Angel entered the room carrying a five-string banjo emblazoned with a gold eagle on the back. It must have been three feet tall.

“Look what Charles brought us.” She took a seat beside him.

“I didn't know you played banjo,” Mira said.

“We don't. Yet. Charles bought an extra plane ticket so he could keep it on the seat next to him.” She patted his knee. “He's too much.”

Charles beamed and burst into loud song, “I come from Monterey-yay with a banjo on my knee.” Not a single stutter.

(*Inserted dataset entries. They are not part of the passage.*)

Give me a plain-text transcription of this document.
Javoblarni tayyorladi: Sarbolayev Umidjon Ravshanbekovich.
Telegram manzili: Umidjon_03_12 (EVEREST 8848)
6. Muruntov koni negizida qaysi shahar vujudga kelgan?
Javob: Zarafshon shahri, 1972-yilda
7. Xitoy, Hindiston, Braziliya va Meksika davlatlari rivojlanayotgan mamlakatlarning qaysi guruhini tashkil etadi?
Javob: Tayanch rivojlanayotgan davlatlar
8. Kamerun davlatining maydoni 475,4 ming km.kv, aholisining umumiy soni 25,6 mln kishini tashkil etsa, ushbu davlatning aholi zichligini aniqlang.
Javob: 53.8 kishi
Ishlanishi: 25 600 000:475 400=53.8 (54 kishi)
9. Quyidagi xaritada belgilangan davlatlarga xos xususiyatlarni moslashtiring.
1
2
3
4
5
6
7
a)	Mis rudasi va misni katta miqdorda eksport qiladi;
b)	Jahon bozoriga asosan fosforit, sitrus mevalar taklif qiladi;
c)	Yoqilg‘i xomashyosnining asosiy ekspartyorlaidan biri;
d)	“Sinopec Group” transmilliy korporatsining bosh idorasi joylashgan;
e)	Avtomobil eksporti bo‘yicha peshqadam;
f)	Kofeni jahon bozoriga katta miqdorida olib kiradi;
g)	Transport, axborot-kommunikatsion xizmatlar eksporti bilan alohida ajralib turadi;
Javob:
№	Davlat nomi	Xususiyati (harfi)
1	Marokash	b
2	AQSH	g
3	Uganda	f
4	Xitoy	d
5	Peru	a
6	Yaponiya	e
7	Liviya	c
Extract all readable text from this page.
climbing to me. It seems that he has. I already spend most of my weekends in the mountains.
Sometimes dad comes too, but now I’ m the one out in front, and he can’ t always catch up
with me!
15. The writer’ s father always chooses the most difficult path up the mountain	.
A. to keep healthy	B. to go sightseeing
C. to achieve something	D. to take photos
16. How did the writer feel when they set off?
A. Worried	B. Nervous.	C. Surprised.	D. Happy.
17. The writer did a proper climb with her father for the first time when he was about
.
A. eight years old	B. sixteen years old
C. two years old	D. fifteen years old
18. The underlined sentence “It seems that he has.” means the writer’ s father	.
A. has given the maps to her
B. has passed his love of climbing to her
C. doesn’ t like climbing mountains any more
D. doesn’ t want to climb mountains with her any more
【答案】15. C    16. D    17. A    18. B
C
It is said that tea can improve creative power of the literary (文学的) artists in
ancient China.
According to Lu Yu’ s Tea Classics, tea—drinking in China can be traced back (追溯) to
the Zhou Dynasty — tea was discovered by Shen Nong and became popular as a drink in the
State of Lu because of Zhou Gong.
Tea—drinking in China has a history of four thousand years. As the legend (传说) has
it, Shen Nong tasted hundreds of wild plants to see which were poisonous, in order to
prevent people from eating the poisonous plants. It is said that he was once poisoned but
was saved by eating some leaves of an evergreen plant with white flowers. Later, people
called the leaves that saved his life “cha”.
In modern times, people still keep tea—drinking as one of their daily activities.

Anthony and Matty exchanged smirks.

“So, when were you in Miami?” Mira asked, hoisting her
La Mojita
in Charles's direction.

“Mmmany times.”

“Charles manages his own investments,” Angel said. “He likes to visit the companies he invests in.”

“Do you play much baseball?” Mira asked him.

Charles looked appalled, as if she'd asked if he did much dope. “I wwwasn't well as a ch-ch-child,” he said. “Nnnot much time for sports.”

Angel jumped in to say he'd had rheumatic fever as a child and it had damaged his heart. Medication seemed to be doing the trick for now, although his doctor had mentioned the possibility of valve surgery, something Angel intended to discuss with that doctor. Her voice had clothed itself in a nurse's uniform already.